Bad science: When 'breakthrough research' turns out to be fraudulent
One case involving stem cells occurred in the past year with Haruko Obokata, a young cell biologist at the Riken research institute in Japan
Steve Connor is the Science Editor of The Independent and i. He has won many awards for his journalism, including five-times winner of the prestigious British science writers’ award; the David Perlman Award of the American Geophysical Union; four times highly commended as specialist journalist of the year in the UK Press Awards; UK health journalist of the year and a special merit award of the European School of Oncology for his investigations into the tobacco industry. He has a degree in zoology from the University of Oxford and has a special interest in genetics and medical science, human evolution and origins, climate change and the environment.
Friday 25 July 2014
It is in the nature of scientists to argue over the evidence for or against any important breakthrough. Sometimes announcements made in good faith do not stand up to detailed scrutiny, namely the replication of the research by other experts.
On other occasions, scientists can be duped by the misconduct of their own colleagues prepared to cherry-pick favourable data to suit their conclusions, or, even worse, to fabricate data and commit outright scientific fraud – the most heinous crime in science.
One of the best examples of fraudulent research in recent years was the work on the cloning of human embryos by the South Korean researcher Hwang Woo-Suk of Seoul National University who announced in two scientific studies published in 2004 and 2005 that he had isolated human embryonic stem cells.
It turned out that he had faked many of the results and that he had engaged in dubious ethical practices in obtaining the human eggs needed for the research. He was eventually charged and found guilty of embezzlement and bioethical violations.
Another case involving stem cells occurred in the past year with Haruko Obokata, a young cell biologist at the Riken research institute in Japan. Dr Obokata claimed, with her Japanese and American colleagues, to have created stem cells by bathing ordinary blood or skin cells in a weak acid solution.
She called the technique “stimulus-triggered acquisition of pluripotency” (STAP) and it promised to revolutionise medicine as it offered the hope of creating therapeutic stem cells from a patient’s own skin or blood with a simple, cheap technique that could be performed in any well-equipped lab.
Unfortunately, it was shown that the scientific research paper contained errors and other scientists were unable to replicate the findings, leading to a complete retraction of the research. Dr Obokata, however, continues to believe that the technique works and is still trying to replicate here own findings.
Replication is of course at the heart of science. When chemists Stanley Pons and Martin Fleischmann announced in 1989 that they had achieved nuclear fusion at room temperatures – so-called “cold fusion” – physicists everywhere wanted to reproduce the findings. Nuclear fusion, which powers the Sun, was only thought to occur at extremely high temperatures. If it could occur at room temperatures it would open the door to cheap, unlimited and clean energy.
It was too good to be true because it turned out not to be true. No-one has been able to demonstrate cold fusion as described by Pons and Fleischmann
Sometimes a scientific announcement is made that chimes with a bigger philosophical significance. In 1996, for instance, Nasa announced that it had found evidence of fossilised mini-microbes in a piece of a meteorite from Mars, which fell to Earth 13,000 years ago and was discovered in Antarctica in 1984.
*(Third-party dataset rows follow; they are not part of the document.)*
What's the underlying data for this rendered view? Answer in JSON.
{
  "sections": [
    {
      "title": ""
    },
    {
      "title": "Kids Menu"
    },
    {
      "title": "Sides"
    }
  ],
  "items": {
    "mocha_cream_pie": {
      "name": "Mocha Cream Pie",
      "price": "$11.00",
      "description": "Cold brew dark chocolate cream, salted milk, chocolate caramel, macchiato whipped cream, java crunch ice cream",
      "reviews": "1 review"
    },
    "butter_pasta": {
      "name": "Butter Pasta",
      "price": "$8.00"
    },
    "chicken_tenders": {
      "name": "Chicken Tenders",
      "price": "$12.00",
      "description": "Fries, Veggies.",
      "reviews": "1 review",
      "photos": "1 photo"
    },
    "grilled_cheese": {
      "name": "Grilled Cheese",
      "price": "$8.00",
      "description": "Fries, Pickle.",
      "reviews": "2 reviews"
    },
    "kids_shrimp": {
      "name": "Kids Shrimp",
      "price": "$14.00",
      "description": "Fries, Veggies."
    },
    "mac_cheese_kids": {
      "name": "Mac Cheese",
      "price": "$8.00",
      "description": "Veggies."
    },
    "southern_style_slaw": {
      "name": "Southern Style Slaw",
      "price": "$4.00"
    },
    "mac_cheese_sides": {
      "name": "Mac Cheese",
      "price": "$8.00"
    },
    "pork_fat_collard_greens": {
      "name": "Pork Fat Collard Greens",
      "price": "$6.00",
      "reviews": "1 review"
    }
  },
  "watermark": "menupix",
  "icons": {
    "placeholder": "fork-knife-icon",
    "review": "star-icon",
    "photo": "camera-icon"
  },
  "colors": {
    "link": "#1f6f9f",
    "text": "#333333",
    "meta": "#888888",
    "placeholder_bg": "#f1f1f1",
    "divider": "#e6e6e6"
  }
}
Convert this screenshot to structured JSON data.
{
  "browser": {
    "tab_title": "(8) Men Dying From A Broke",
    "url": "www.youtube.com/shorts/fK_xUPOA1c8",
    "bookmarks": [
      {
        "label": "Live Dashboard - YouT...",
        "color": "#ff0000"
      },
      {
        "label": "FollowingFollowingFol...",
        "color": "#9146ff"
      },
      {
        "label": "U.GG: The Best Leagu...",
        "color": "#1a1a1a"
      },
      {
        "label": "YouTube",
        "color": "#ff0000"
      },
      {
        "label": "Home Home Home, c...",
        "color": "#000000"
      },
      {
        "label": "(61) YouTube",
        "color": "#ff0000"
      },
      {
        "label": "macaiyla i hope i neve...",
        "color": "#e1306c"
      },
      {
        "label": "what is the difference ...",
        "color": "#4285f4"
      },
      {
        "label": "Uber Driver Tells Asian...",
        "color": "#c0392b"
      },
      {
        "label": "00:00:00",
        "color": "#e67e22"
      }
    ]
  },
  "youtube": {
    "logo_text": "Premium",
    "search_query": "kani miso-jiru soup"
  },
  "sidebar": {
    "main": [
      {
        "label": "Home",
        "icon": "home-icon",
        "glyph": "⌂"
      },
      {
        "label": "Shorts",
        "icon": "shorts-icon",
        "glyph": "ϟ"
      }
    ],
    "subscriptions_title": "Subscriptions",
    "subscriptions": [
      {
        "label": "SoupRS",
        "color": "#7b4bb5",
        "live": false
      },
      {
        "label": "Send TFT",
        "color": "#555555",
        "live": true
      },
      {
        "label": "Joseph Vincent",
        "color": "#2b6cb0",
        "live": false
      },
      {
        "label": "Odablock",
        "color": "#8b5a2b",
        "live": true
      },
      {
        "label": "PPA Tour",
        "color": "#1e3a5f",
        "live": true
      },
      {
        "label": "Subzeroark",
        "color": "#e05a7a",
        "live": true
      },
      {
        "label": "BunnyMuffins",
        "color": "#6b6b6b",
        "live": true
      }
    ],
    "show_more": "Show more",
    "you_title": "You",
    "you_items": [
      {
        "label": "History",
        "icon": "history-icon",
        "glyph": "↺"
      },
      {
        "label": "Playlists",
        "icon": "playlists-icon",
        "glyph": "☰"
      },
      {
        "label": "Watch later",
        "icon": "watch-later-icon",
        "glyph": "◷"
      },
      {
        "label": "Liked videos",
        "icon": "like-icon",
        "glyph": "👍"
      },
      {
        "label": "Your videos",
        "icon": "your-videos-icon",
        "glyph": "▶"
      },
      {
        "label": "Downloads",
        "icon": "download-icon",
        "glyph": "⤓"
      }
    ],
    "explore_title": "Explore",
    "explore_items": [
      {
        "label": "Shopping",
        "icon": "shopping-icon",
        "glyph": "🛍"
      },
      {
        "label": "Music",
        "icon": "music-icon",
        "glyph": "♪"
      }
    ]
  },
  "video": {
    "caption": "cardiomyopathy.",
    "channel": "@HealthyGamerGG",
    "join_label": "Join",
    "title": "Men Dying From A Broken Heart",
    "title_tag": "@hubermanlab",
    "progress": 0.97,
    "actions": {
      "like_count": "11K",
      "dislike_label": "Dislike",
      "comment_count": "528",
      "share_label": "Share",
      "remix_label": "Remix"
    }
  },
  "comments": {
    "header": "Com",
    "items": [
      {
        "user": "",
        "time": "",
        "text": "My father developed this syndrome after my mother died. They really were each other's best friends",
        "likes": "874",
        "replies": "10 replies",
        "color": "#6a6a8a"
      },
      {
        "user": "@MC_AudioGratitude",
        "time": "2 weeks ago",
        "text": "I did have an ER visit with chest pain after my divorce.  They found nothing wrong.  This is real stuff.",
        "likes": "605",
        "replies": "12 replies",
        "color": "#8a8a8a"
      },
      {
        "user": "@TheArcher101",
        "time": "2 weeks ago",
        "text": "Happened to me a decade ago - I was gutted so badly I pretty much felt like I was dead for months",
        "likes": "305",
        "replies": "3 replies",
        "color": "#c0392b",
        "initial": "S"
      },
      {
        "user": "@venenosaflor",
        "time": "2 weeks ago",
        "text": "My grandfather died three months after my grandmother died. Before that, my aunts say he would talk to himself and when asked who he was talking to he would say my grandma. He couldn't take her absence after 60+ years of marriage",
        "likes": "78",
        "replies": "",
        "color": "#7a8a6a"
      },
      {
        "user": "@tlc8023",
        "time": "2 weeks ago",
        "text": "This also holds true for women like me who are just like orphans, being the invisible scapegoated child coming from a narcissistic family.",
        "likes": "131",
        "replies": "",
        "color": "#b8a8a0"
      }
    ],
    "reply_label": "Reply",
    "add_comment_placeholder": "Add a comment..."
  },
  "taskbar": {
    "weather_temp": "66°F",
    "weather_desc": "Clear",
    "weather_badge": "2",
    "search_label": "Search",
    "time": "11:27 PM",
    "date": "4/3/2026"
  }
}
The clear implication was that life had existed on Mars and that we on Earth were “not alone” in the Universe. “If this discovery is confirmed, it will surely be one of the most stunning insights into our universe that science has ever uncovered,” said President Bill Clinton on the day of the announcement on 7 August 1996.
The trouble, once again, was that the discovery could not be confirmed by other researchers. It may have been a bad day for the idea of extra-terrestrial life, but it was a triumph for the scientific method.